Eurogrupo

Centeno favorável ao uso dos lucros dos bancos centrais para financiar a União Europeia

O presidente do Eurogrupo diz que é favorável a considerar os lucros dos bancos centrais europeus como financiamento da União Europeia. Mário Centeno fez primeira intervenção no Parlamento Europeu.

MARKUS HEINE/EPA

Mário Centeno mostrou-se esta terça-feira favorável à possibilidade de utilizar uma parte dos lucros dos bancos centrais europeus como recursos financeiros da União Europeia. A resposta foi dada a um eurodeputado português na primeira intervenção do novo presidente do Eurogrupo no Parlamento Europeu.

Enquanto ministro das Finanças português, Mário Centeno foi responsável pelo aumento do contributo dos resultados do Banco de Portugal para o Orçamento do Estado a título de dividendos. O recurso aos lucros do Banco Central Europeu, que integra os bancos centrais nacionais, poderá entrar na discussão do próximo ciclo de orçamento comunitário quando terá de ser resolvido o “buraco” orçamental deixado pelo Reino Unido.

A pergunta foi feita pelo deputado José Manuel Fernandes cujas contas, tendo como base os ganhos com a emissão de moeda, apontam para oito mil milhões de euros por ano. Isto num cenário em fosse mobilizada metade desta receita para o novo orçamento comunitário, que entrará em vigor a partir de 2021.

Na sua intervenção, Centeno defendeu a necessidade de aprofundamento da união monetária e de concluir a sua arquitetura e sublinhou que o atual bom momento económico cria uma “janela única de oportunidade”, para os Estados-membros atuarem, a nível nacional, mas também em conjunto.

Para o ministro português, uma união financeira, incluindo banca e mercados de capitais “é um bloco indispensável” para uma economia monetária que funcione bem.  Segundo Centeno, a crise mostrou como a zona euro estava vulnerável a um fecho brusco no acesso aos mercados por parte de bancos e estados e uma viragem no fluxo dos capitais. Lembrando que a fragmentação fina feira é ainda uma grande preocupação, apesar da melhoria entretanto verificada, considera que “ainda não estamos onde gostaríamos de estar.”

Existem, por isso, “boas razões para ser ambicioso” na construção de uma união financeira completa, colocando novamente como prioridade a união bancária. E porque é isto tão importante? “Porque me preocupa que é que a fragmentação aumenta os custos para todos. Limita opções a empresas e cidadãos”. Centeno diz que quando defende decisões concretas em junho não está a apenas a falar num novo roteiro (roadmap), mas sim em passos concretos. E o que falta? Um fundo europeu de garantia de depósito e um mecanismo (backstop) comum e credível para financiar o fundo europeu de resolução bancária.
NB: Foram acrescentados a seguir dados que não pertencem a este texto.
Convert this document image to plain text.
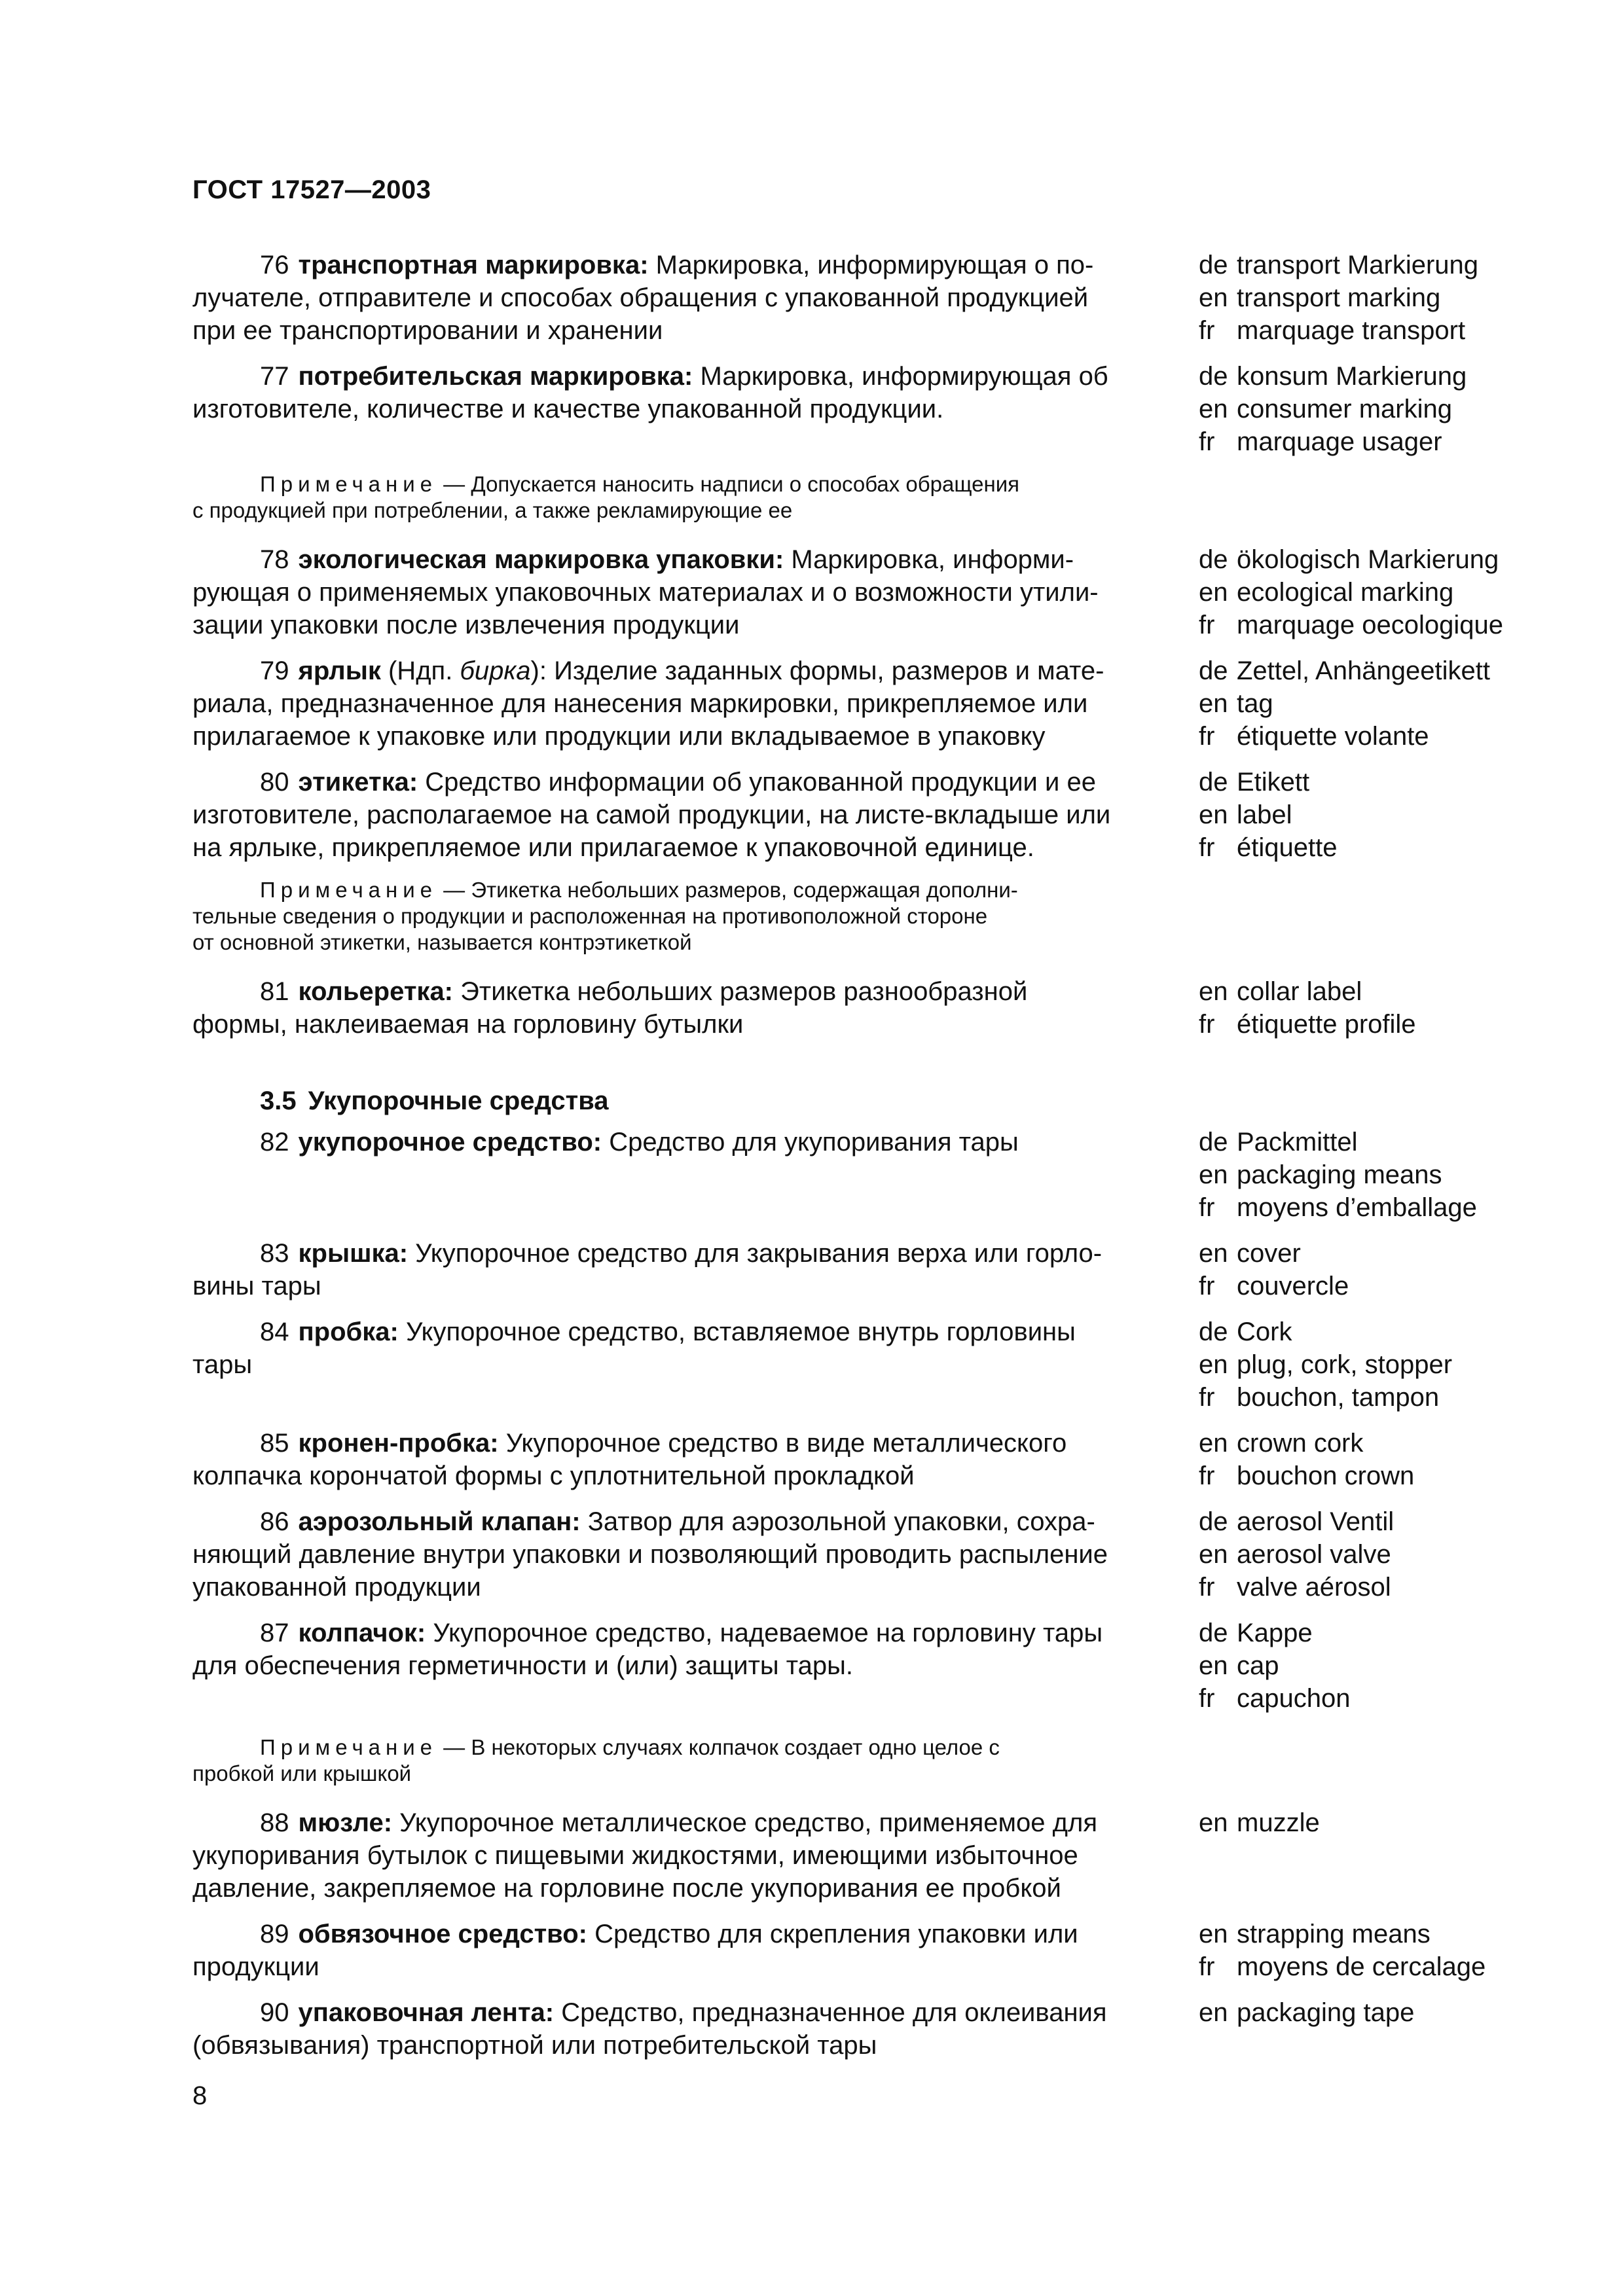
ГОСТ 17527—2003
3.5 Укупорочные средства
76 транспортная маркировка: Маркировка, информирующая о по-
лучателе, отправителе и способах обращения с упакованной продукцией
при ее транспортировании и хранении
de transport Markierung
en transport marking
fr marquage transport
77 потребительская маркировка: Маркировка, информирующая об
изготовителе, количестве и качестве упакованной продукции.
de konsum Markierung
en consumer marking
fr marquage usager
78 экологическая маркировка упаковки: Маркировка, информи-
рующая о применяемых упаковочных материалах и о возможности утили-
зации упаковки после извлечения продукции
de ökologisch Markierung
en ecological marking
fr marquage oecologique
79 ярлык (Ндп. бирка): Изделие заданных формы, размеров и мате-
риала, предназначенное для нанесения маркировки, прикрепляемое или
прилагаемое к упаковке или продукции или вкладываемое в упаковку
de Zettel, Anhängeetikett
en tag
fr étiquette volante
80 этикетка: Средство информации об упакованной продукции и ее
изготовителе, располагаемое на самой продукции, на листе-вкладыше или
на ярлыке, прикрепляемое или прилагаемое к упаковочной единице.
de Etikett
en label
fr étiquette
81 кольеретка: Этикетка небольших размеров разнообразной
формы, наклеиваемая на горловину бутылки
en collar label
fr étiquette profile
82 укупорочное средство: Средство для укупоривания тары	de Packmittel
en packaging means
fr moyens d’emballage
83 крышка: Укупорочное средство для закрывания верха или горло-
вины тары
en cover
fr couvercle
84 пробка: Укупорочное средство, вставляемое внутрь горловины
тары
de Cork
en plug, cork, stopper
fr bouchon, tampon
85 кронен-пробка: Укупорочное средство в виде металлического
колпачка корончатой формы с уплотнительной прокладкой
en crown cork
fr bouchon crown
86 аэрозольный клапан: Затвор для аэрозольной упаковки, сохра-
няющий давление внутри упаковки и позволяющий проводить распыление
упакованной продукции
de aerosol Ventil
en aerosol valve
fr valve aérosol
87 колпачок: Укупорочное средство, надеваемое на горловину тары
для обеспечения герметичности и (или) защиты тары.
de Kappe
en cap
fr capuchon
88 мюзле: Укупорочное металлическое средство, применяемое для
укупоривания бутылок с пищевыми жидкостями, имеющими избыточное
давление, закрепляемое на горловине после укупоривания ее пробкой
en muzzle
89 обвязочное средство: Средство для скрепления упаковки или
продукции
en strapping means
fr moyens de cercalage
90 упаковочная лента: Средство, предназначенное для оклеивания
(обвязывания) транспортной или потребительской тары
en packaging tape
Примечание — Допускается наносить надписи о способах обращения
с продукцией при потреблении, а также рекламирующие ее
Примечание — Этикетка небольших размеров, содержащая дополни-
тельные сведения о продукции и расположенная на противоположной стороне
от основной этикетки, называется контрэтикеткой
Примечание — В некоторых случаях колпачок создает одно целое с
пробкой или крышкой
8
Centeno lembra que o BCE já tem a tarefa de supervisionar os banco e forçar os credores de bancos insolventes a assumir as perdas antes de entrar o dinheiro dos contribuintes. E apesar dos progressos significativos para reduzir o risco na banca e reforçar os seus balanços, Mário Centeno sublinha que um entendimento comum irá facilitar as melhorias que é necessário introduzir para responder ao risco moral que resulta da partilha de risco. E deixa a garantia aos mais críticos desta partilha de risco, alemães à cabeça:

Deixem-me ser muito franco em relação a isto. Em primeiro lugar, ninguém esta a pedir transferências permanentes. Ninguém pretende criar um sistema que possa ser explorado por aqueles que andam à boleia (free-riders). A união bancária vai permitir fazer todas as nossas economias mais resistentes pela partilha de riscos.

Estes passos permitiriam ainda desenvolver o Mecanismo Europeu de Estabilidade (ESM), bem como uma capacidade orçamental comum.

Acredito, que considerando o equilibrio certo entre a solidariedade orçamental e a responsabilidade orçamental, a zona euro poderia beneficiar de uma disponibilidade financeira que replicasse em parte os contornos estabilizadores assegurados pelos bancos centrais europeus e por outras uniões monetárias”.

Tal disponibilidade, acrescenta, permitiria oferecer “um alivio temporário a países que estejam a sofrer graves problemas económicos”, e assim reforçando os mecanismos de partilha de risco privados. Poderia também suportar a política monetária do Banco Central Europeu.